Today the new version of apt-cudf was upload in unstable and with it the latest bug fixes that makes it ready for daily use. I’ve used it quite a lot myself to upgrade my machine and it seems working pretty well so far… The most important difference with the old version is the support for multi-arch enabled machines.

This marks an important milestone in our efforts to integrate external solvers, built using different technologies, directly into apt. From a user prospective, this means that (s)he will have the possibility to check if there exists a better (best ?) solution to an installation problem then what proposed by the internal apt solver. Moreover, even if apt-get gives very satisfactory answers, there are occasions where it fails miserably, leaving the user wondering how to unravel the complex web of dependencies to accomplish his task. Available cudf solvers in debian are at the moment : aspcud, mccs and packup.

From an architectural point of view this is accomplished by abstracting the installation problem via a simple textual protocol (EDSP) and using an external tool to do the heavy duty translation. Since all solvers now available in debian are not meant to be debian-specific, using them involve a two step translation. The EDSP protocol specification is for the moment “hidden” in the apt documentation. I hope to find a better place for it soon : it would be cool if other package managers as smart or cupt could add an implementation on EDSP in their code so to automatically benefit of this technology.

To make it happen, Apt first creates an EDSP file that is then handled to apt-cudf that takes care of the translation to cudf and back into EDSP that is then read back by apt. Apt-cudf is the bridge between edsp and the external solvers and takes care of doing the book keeping and to select the right optimization criteria.

Roberto recently wrote a very nice article explaining how to use apt-get with an external solver.

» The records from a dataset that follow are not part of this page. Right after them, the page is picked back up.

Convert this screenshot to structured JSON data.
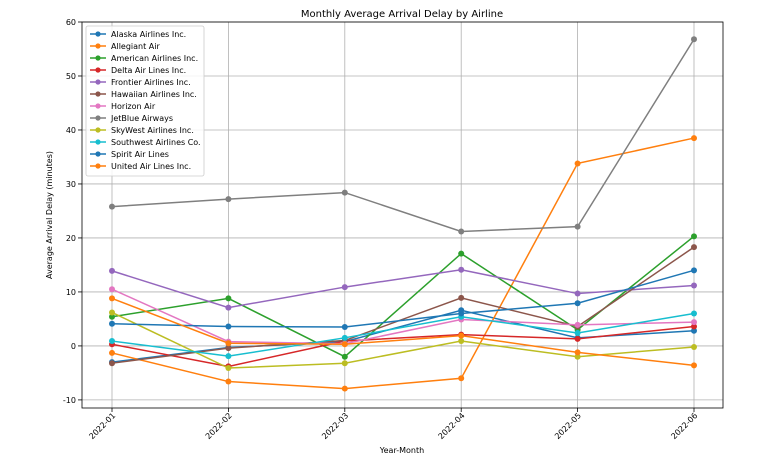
{
  "chart_data": {
    "type": "line",
    "title": "Monthly Average Arrival Delay by Airline",
    "xlabel": "Year-Month",
    "ylabel": "Average Arrival Delay (minutes)",
    "categories": [
      "2022-01",
      "2022-02",
      "2022-03",
      "2022-04",
      "2022-05",
      "2022-06"
    ],
    "ylim": [
      -11.5,
      60
    ],
    "yticks": [
      -10,
      0,
      10,
      20,
      30,
      40,
      50,
      60
    ],
    "grid": true,
    "legend_position": "top-left",
    "series": [
      {
        "name": "Alaska Airlines Inc.",
        "color": "#1f77b4",
        "values": [
          -3.0,
          -0.3,
          0.8,
          6.6,
          1.5,
          2.8
        ]
      },
      {
        "name": "Allegiant Air",
        "color": "#ff7f0e",
        "values": [
          -1.3,
          -6.6,
          -7.9,
          -6.0,
          33.8,
          38.5
        ]
      },
      {
        "name": "American Airlines Inc.",
        "color": "#2ca02c",
        "values": [
          5.4,
          8.8,
          -2.0,
          17.1,
          3.0,
          20.3
        ]
      },
      {
        "name": "Delta Air Lines Inc.",
        "color": "#d62728",
        "values": [
          0.3,
          -3.8,
          0.9,
          2.1,
          1.3,
          3.6
        ]
      },
      {
        "name": "Frontier Airlines Inc.",
        "color": "#9467bd",
        "values": [
          13.9,
          7.1,
          10.9,
          14.1,
          9.7,
          11.2
        ]
      },
      {
        "name": "Hawaiian Airlines Inc.",
        "color": "#8c564b",
        "values": [
          -3.2,
          -0.4,
          1.0,
          8.9,
          3.6,
          18.3
        ]
      },
      {
        "name": "Horizon Air",
        "color": "#e377c2",
        "values": [
          10.5,
          0.8,
          0.4,
          4.9,
          3.9,
          4.4
        ]
      },
      {
        "name": "JetBlue Airways",
        "color": "#7f7f7f",
        "values": [
          25.8,
          27.2,
          28.4,
          21.2,
          22.1,
          56.8
        ]
      },
      {
        "name": "SkyWest Airlines Inc.",
        "color": "#bcbd22",
        "values": [
          6.2,
          -4.1,
          -3.2,
          0.9,
          -2.0,
          -0.2
        ]
      },
      {
        "name": "Southwest Airlines Co.",
        "color": "#17becf",
        "values": [
          0.9,
          -1.9,
          1.5,
          5.4,
          2.4,
          6.0
        ]
      },
      {
        "name": "Spirit Air Lines",
        "color": "#1f77b4",
        "values": [
          4.1,
          3.6,
          3.5,
          6.0,
          7.9,
          14.0
        ]
      },
      {
        "name": "United Air Lines Inc.",
        "color": "#ff7f0e",
        "values": [
          8.8,
          0.5,
          0.3,
          1.9,
          -1.2,
          -3.6
        ]
      }
    ]
  }
}
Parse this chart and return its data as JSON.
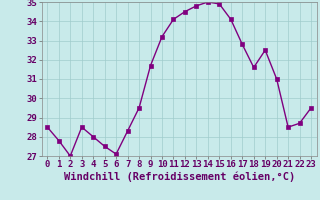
{
  "x": [
    0,
    1,
    2,
    3,
    4,
    5,
    6,
    7,
    8,
    9,
    10,
    11,
    12,
    13,
    14,
    15,
    16,
    17,
    18,
    19,
    20,
    21,
    22,
    23
  ],
  "y": [
    28.5,
    27.8,
    27.0,
    28.5,
    28.0,
    27.5,
    27.1,
    28.3,
    29.5,
    31.7,
    33.2,
    34.1,
    34.5,
    34.8,
    35.0,
    34.9,
    34.1,
    32.8,
    31.6,
    32.5,
    31.0,
    28.5,
    28.7,
    29.5
  ],
  "line_color": "#800080",
  "marker_color": "#800080",
  "bg_color": "#c8eaea",
  "grid_color": "#a0cccc",
  "xlabel": "Windchill (Refroidissement éolien,°C)",
  "ylim": [
    27,
    35
  ],
  "xlim": [
    -0.5,
    23.5
  ],
  "yticks": [
    27,
    28,
    29,
    30,
    31,
    32,
    33,
    34,
    35
  ],
  "xticks": [
    0,
    1,
    2,
    3,
    4,
    5,
    6,
    7,
    8,
    9,
    10,
    11,
    12,
    13,
    14,
    15,
    16,
    17,
    18,
    19,
    20,
    21,
    22,
    23
  ],
  "tick_label_fontsize": 6.5,
  "xlabel_fontsize": 7.5,
  "line_width": 1.0,
  "marker_size": 2.5
}
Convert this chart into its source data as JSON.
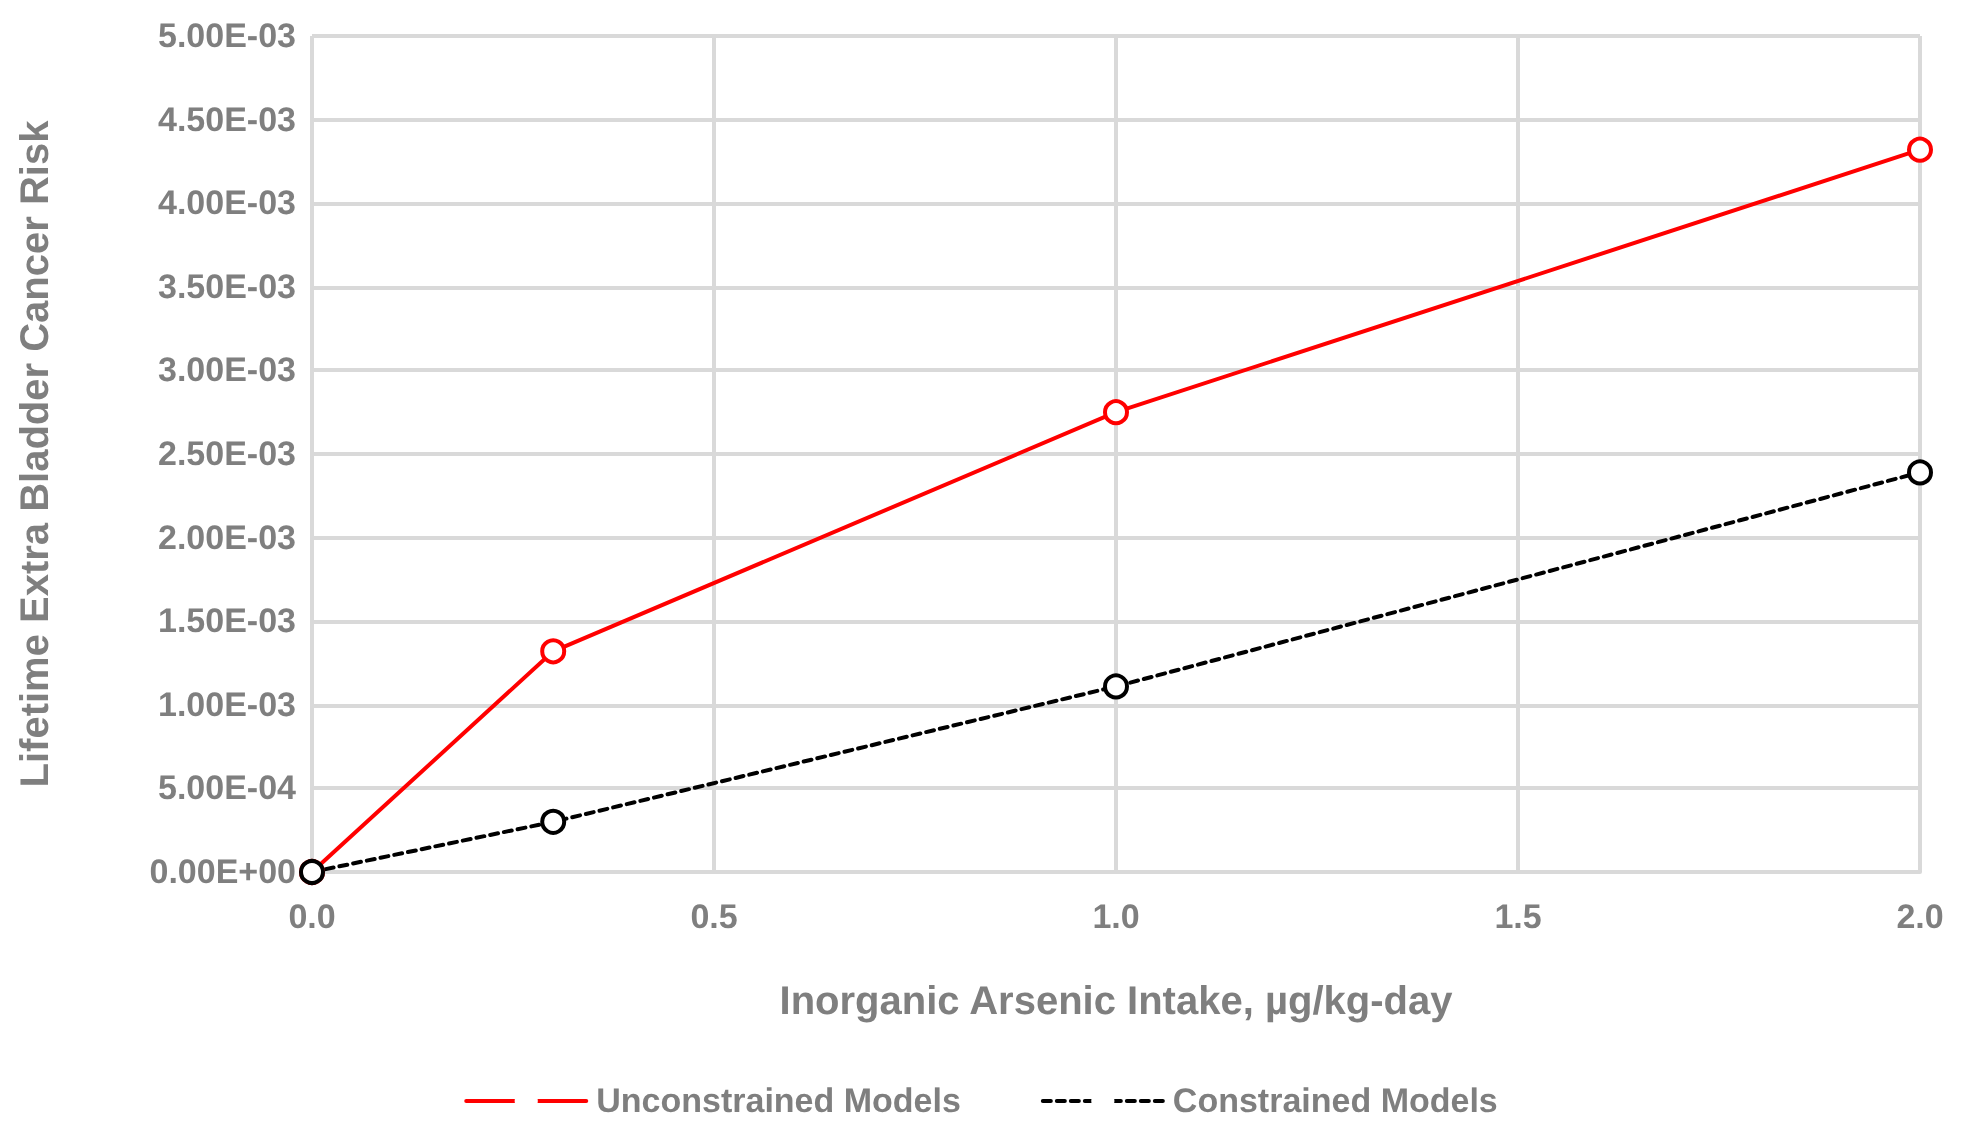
{
  "chart_data": {
    "type": "line",
    "xlabel": "Inorganic Arsenic Intake, µg/kg-day",
    "ylabel": "Lifetime Extra Bladder Cancer Risk",
    "x": [
      0,
      0.3,
      1,
      2
    ],
    "series": [
      {
        "name": "Unconstrained Models",
        "color": "#ff0000",
        "values": [
          0,
          0.00132,
          0.00275,
          0.00432
        ],
        "line_style": "solid"
      },
      {
        "name": "Constrained Models",
        "color": "#000000",
        "values": [
          0,
          0.0003,
          0.00111,
          0.00239
        ],
        "line_style": "dashed"
      }
    ],
    "xlim": [
      0,
      2
    ],
    "xticks": [
      {
        "value": 0,
        "label": "0.0"
      },
      {
        "value": 0.5,
        "label": "0.5"
      },
      {
        "value": 1,
        "label": "1.0"
      },
      {
        "value": 1.5,
        "label": "1.5"
      },
      {
        "value": 2,
        "label": "2.0"
      }
    ],
    "ylim": [
      0,
      0.005
    ],
    "yticks": [
      {
        "value": 0,
        "label": "0.00E+00"
      },
      {
        "value": 0.0005,
        "label": "5.00E-04"
      },
      {
        "value": 0.001,
        "label": "1.00E-03"
      },
      {
        "value": 0.0015,
        "label": "1.50E-03"
      },
      {
        "value": 0.002,
        "label": "2.00E-03"
      },
      {
        "value": 0.0025,
        "label": "2.50E-03"
      },
      {
        "value": 0.003,
        "label": "3.00E-03"
      },
      {
        "value": 0.0035,
        "label": "3.50E-03"
      },
      {
        "value": 0.004,
        "label": "4.00E-03"
      },
      {
        "value": 0.0045,
        "label": "4.50E-03"
      },
      {
        "value": 0.005,
        "label": "5.00E-03"
      }
    ],
    "grid": true,
    "legend": "bottom",
    "marker": "circle"
  }
}
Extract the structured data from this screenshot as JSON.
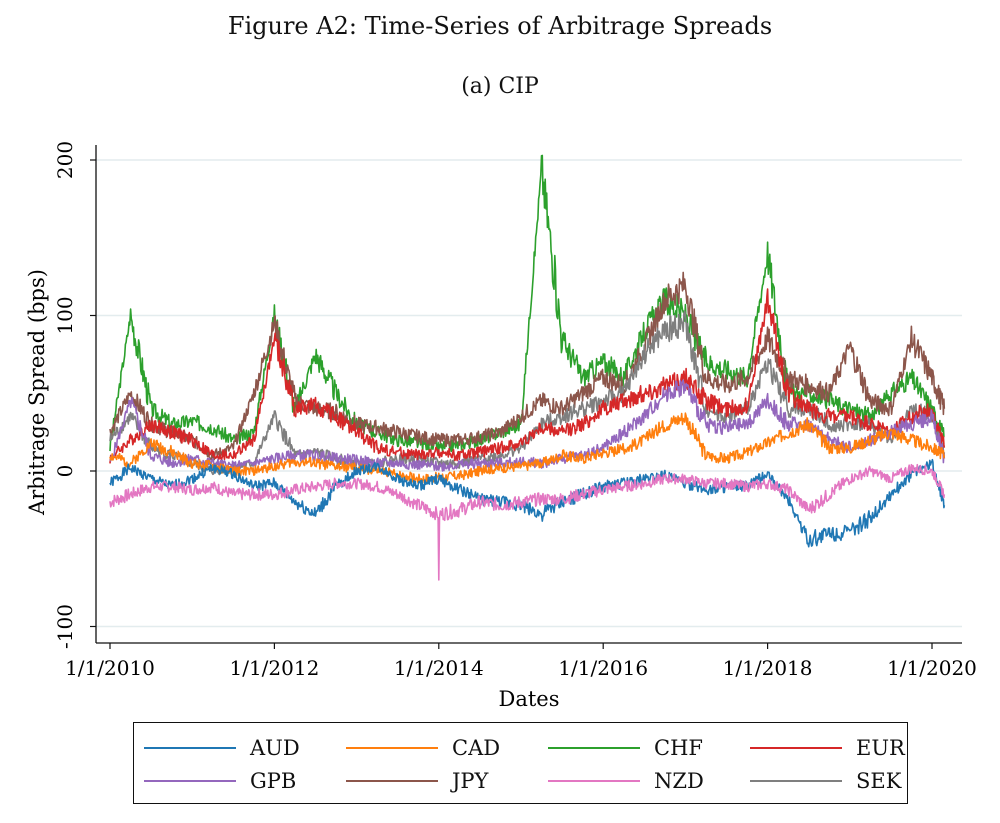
{
  "figure_title": "Figure A2: Time-Series of Arbitrage Spreads",
  "panel_caption": "(a) CIP",
  "chart_data": {
    "type": "line",
    "title": "(a) CIP",
    "xlabel": "Dates",
    "ylabel": "Arbitrage Spread (bps)",
    "xlim": [
      2010.0,
      2020.3
    ],
    "ylim": [
      -108,
      208
    ],
    "grid": true,
    "legend_position": "bottom",
    "x_ticks": [
      {
        "value": 2010,
        "label": "1/1/2010"
      },
      {
        "value": 2012,
        "label": "1/1/2012"
      },
      {
        "value": 2014,
        "label": "1/1/2014"
      },
      {
        "value": 2016,
        "label": "1/1/2016"
      },
      {
        "value": 2018,
        "label": "1/1/2018"
      },
      {
        "value": 2020,
        "label": "1/1/2020"
      }
    ],
    "y_ticks": [
      {
        "value": -100,
        "label": "-100"
      },
      {
        "value": 0,
        "label": "0"
      },
      {
        "value": 100,
        "label": "100"
      },
      {
        "value": 200,
        "label": "200"
      }
    ],
    "x": [
      2010.0,
      2010.25,
      2010.5,
      2010.75,
      2011.0,
      2011.25,
      2011.5,
      2011.75,
      2012.0,
      2012.25,
      2012.5,
      2012.75,
      2013.0,
      2013.25,
      2013.5,
      2013.75,
      2014.0,
      2014.25,
      2014.5,
      2014.75,
      2015.0,
      2015.25,
      2015.5,
      2015.75,
      2016.0,
      2016.25,
      2016.5,
      2016.75,
      2017.0,
      2017.25,
      2017.5,
      2017.75,
      2018.0,
      2018.25,
      2018.5,
      2018.75,
      2019.0,
      2019.25,
      2019.5,
      2019.75,
      2020.0,
      2020.15
    ],
    "series": [
      {
        "name": "AUD",
        "color": "#1f77b4",
        "values": [
          -8,
          2,
          -5,
          -10,
          -5,
          2,
          -2,
          -10,
          -8,
          -20,
          -28,
          -10,
          0,
          3,
          -5,
          -10,
          -5,
          -12,
          -18,
          -20,
          -22,
          -28,
          -20,
          -15,
          -10,
          -8,
          -5,
          -2,
          -8,
          -12,
          -10,
          -10,
          -2,
          -18,
          -45,
          -40,
          -40,
          -30,
          -15,
          -2,
          5,
          -22
        ]
      },
      {
        "name": "CAD",
        "color": "#ff7f0e",
        "values": [
          10,
          5,
          18,
          12,
          5,
          3,
          0,
          0,
          3,
          6,
          5,
          3,
          2,
          0,
          -2,
          -5,
          -4,
          -3,
          0,
          2,
          3,
          5,
          10,
          8,
          12,
          14,
          20,
          30,
          35,
          10,
          8,
          12,
          18,
          25,
          30,
          15,
          15,
          20,
          25,
          20,
          15,
          10
        ]
      },
      {
        "name": "CHF",
        "color": "#2ca02c",
        "values": [
          15,
          100,
          40,
          30,
          32,
          28,
          20,
          25,
          100,
          40,
          75,
          50,
          30,
          25,
          20,
          18,
          15,
          17,
          20,
          25,
          30,
          195,
          85,
          60,
          70,
          60,
          90,
          110,
          100,
          70,
          65,
          60,
          140,
          50,
          50,
          45,
          40,
          35,
          50,
          60,
          40,
          22
        ]
      },
      {
        "name": "EUR",
        "color": "#d62728",
        "values": [
          8,
          20,
          30,
          25,
          20,
          10,
          10,
          20,
          85,
          40,
          42,
          35,
          25,
          15,
          12,
          10,
          12,
          10,
          12,
          15,
          18,
          28,
          25,
          30,
          40,
          45,
          50,
          55,
          60,
          45,
          40,
          42,
          110,
          50,
          40,
          35,
          35,
          30,
          25,
          35,
          40,
          15
        ]
      },
      {
        "name": "GPB",
        "color": "#9467bd",
        "values": [
          5,
          45,
          10,
          5,
          8,
          5,
          3,
          5,
          8,
          10,
          10,
          8,
          7,
          5,
          5,
          4,
          3,
          4,
          5,
          5,
          6,
          5,
          8,
          10,
          15,
          25,
          35,
          50,
          55,
          30,
          28,
          30,
          45,
          30,
          30,
          20,
          15,
          20,
          25,
          30,
          35,
          8
        ]
      },
      {
        "name": "JPY",
        "color": "#8c564b",
        "values": [
          25,
          50,
          30,
          25,
          20,
          10,
          15,
          50,
          95,
          45,
          40,
          38,
          30,
          28,
          25,
          22,
          20,
          20,
          22,
          25,
          35,
          45,
          40,
          50,
          60,
          55,
          80,
          110,
          120,
          60,
          55,
          60,
          85,
          60,
          55,
          50,
          80,
          45,
          40,
          85,
          60,
          40
        ]
      },
      {
        "name": "NZD",
        "color": "#e377c2",
        "values": [
          -20,
          -15,
          -10,
          -10,
          -12,
          -10,
          -15,
          -15,
          -15,
          -12,
          -10,
          -8,
          -8,
          -10,
          -15,
          -22,
          -28,
          -25,
          -20,
          -22,
          -20,
          -18,
          -18,
          -15,
          -12,
          -10,
          -8,
          -5,
          -5,
          -8,
          -8,
          -10,
          -8,
          -12,
          -25,
          -15,
          -5,
          0,
          -5,
          2,
          0,
          -15
        ]
      },
      {
        "name": "SEK",
        "color": "#7f7f7f",
        "values": [
          20,
          35,
          15,
          10,
          5,
          0,
          2,
          5,
          35,
          10,
          12,
          8,
          5,
          5,
          8,
          8,
          5,
          5,
          8,
          10,
          15,
          30,
          35,
          40,
          45,
          50,
          75,
          90,
          95,
          40,
          35,
          40,
          70,
          40,
          40,
          30,
          30,
          30,
          20,
          40,
          35,
          12
        ]
      }
    ],
    "annotations": [
      {
        "series": "NZD",
        "x": 2014.0,
        "y": -70,
        "note": "sharp dip"
      }
    ]
  }
}
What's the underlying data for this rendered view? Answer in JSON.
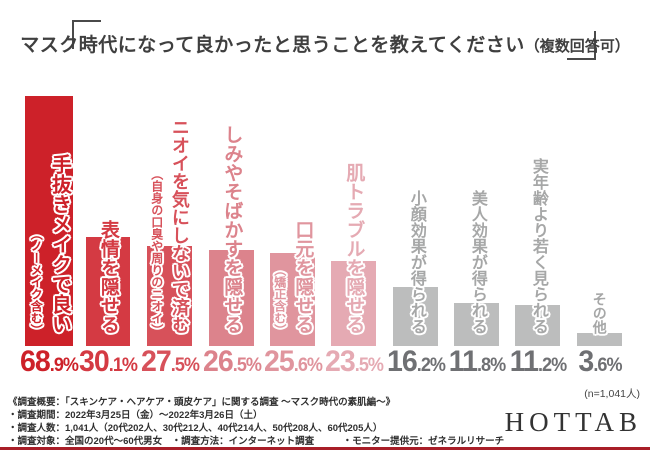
{
  "title": {
    "main": "マスク時代になって良かったと思うことを教えてください",
    "note": "（複数回答可）"
  },
  "chart_data": {
    "type": "bar",
    "title": "マスク時代になって良かったと思うことを教えてください（複数回答可）",
    "unit": "%",
    "ylim": [
      0,
      70
    ],
    "grid": false,
    "categories": [
      "手抜きメイクで良い（ノーメイク含む）",
      "表情を隠せる",
      "ニオイを気にしないで済む（自身の口臭や周りのニオイ）",
      "しみやそばかすを隠せる",
      "口元を隠せる（矯正含む）",
      "肌トラブルを隠せる",
      "小顔効果が得られる",
      "美人効果が得られる",
      "実年齢より若く見られる",
      "その他"
    ],
    "values": [
      68.9,
      30.1,
      27.5,
      26.5,
      25.6,
      23.5,
      16.2,
      11.8,
      11.2,
      3.6
    ],
    "bars": [
      {
        "label": "手抜きメイクで良い",
        "sub": "（ノーメイク含む）",
        "value": 68.9,
        "color": "#cd2129",
        "text_color": "#cd2129",
        "pct_color": "#cd2129"
      },
      {
        "label": "表情を隠せる",
        "sub": "",
        "value": 30.1,
        "color": "#d43a43",
        "text_color": "#d43a43",
        "pct_color": "#d43a43"
      },
      {
        "label": "ニオイを気にしないで済む",
        "sub": "（自身の口臭や周りのニオイ）",
        "value": 27.5,
        "color": "#d7515a",
        "text_color": "#d7515a",
        "pct_color": "#d7515a"
      },
      {
        "label": "しみやそばかすを隠せる",
        "sub": "",
        "value": 26.5,
        "color": "#dc838c",
        "text_color": "#dc838c",
        "pct_color": "#dc838c"
      },
      {
        "label": "口元を隠せる",
        "sub": "（矯正含む）",
        "value": 25.6,
        "color": "#e0959e",
        "text_color": "#e0959e",
        "pct_color": "#e0959e"
      },
      {
        "label": "肌トラブルを隠せる",
        "sub": "",
        "value": 23.5,
        "color": "#e5aab3",
        "text_color": "#e5aab3",
        "pct_color": "#e5aab3"
      },
      {
        "label": "小顔効果が得られる",
        "sub": "",
        "value": 16.2,
        "color": "#bcbdbd",
        "text_color": "#a6a7a7",
        "pct_color": "#6f7073"
      },
      {
        "label": "美人効果が得られる",
        "sub": "",
        "value": 11.8,
        "color": "#bcbdbd",
        "text_color": "#a6a7a7",
        "pct_color": "#6f7073"
      },
      {
        "label": "実年齢より若く見られる",
        "sub": "",
        "value": 11.2,
        "color": "#bcbdbd",
        "text_color": "#a6a7a7",
        "pct_color": "#6f7073"
      },
      {
        "label": "その他",
        "sub": "",
        "value": 3.6,
        "color": "#bcbdbd",
        "text_color": "#a6a7a7",
        "pct_color": "#6f7073"
      }
    ],
    "sample_note": "(n=1,041人)"
  },
  "footer": {
    "lines": [
      "《調査概要：「スキンケア・ヘアケア・頭皮ケア」に関する調査 〜マスク時代の素肌編〜》",
      "・調査期間：2022年3月25日（金）〜2022年3月26日（土）",
      "・調査人数：1,041人（20代202人、30代212人、40代214人、50代208人、60代205人）",
      "・調査対象：全国の20代〜60代男女　・調査方法：インターネット調査　　　・モニター提供元：ゼネラルリサーチ"
    ]
  },
  "brand": {
    "logo": "HOTTAB"
  },
  "colors": {
    "accent_red": "#cd2129",
    "bottom_line": "#a81e28",
    "gray_bar": "#bcbdbd"
  }
}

In a nutshell, if you want to try this out you just need to install apt-cudf, one external solver like aspcud from the university of Pasdam and then call apt-get using the —solver option (that is not yet documented #67442 ). For example :

apt-get install -s gnome --solver aspcud

This will install gnome while using the a optimization criteria that tries to minimizing the changes on the system. Various other optimization criteria for all apt-get default actions can be specified in the apt-cudf configuration file /etc/apt-cudf.conf

I hope the new release of apt-cudf make it into testing before the freeze. Time to test !!!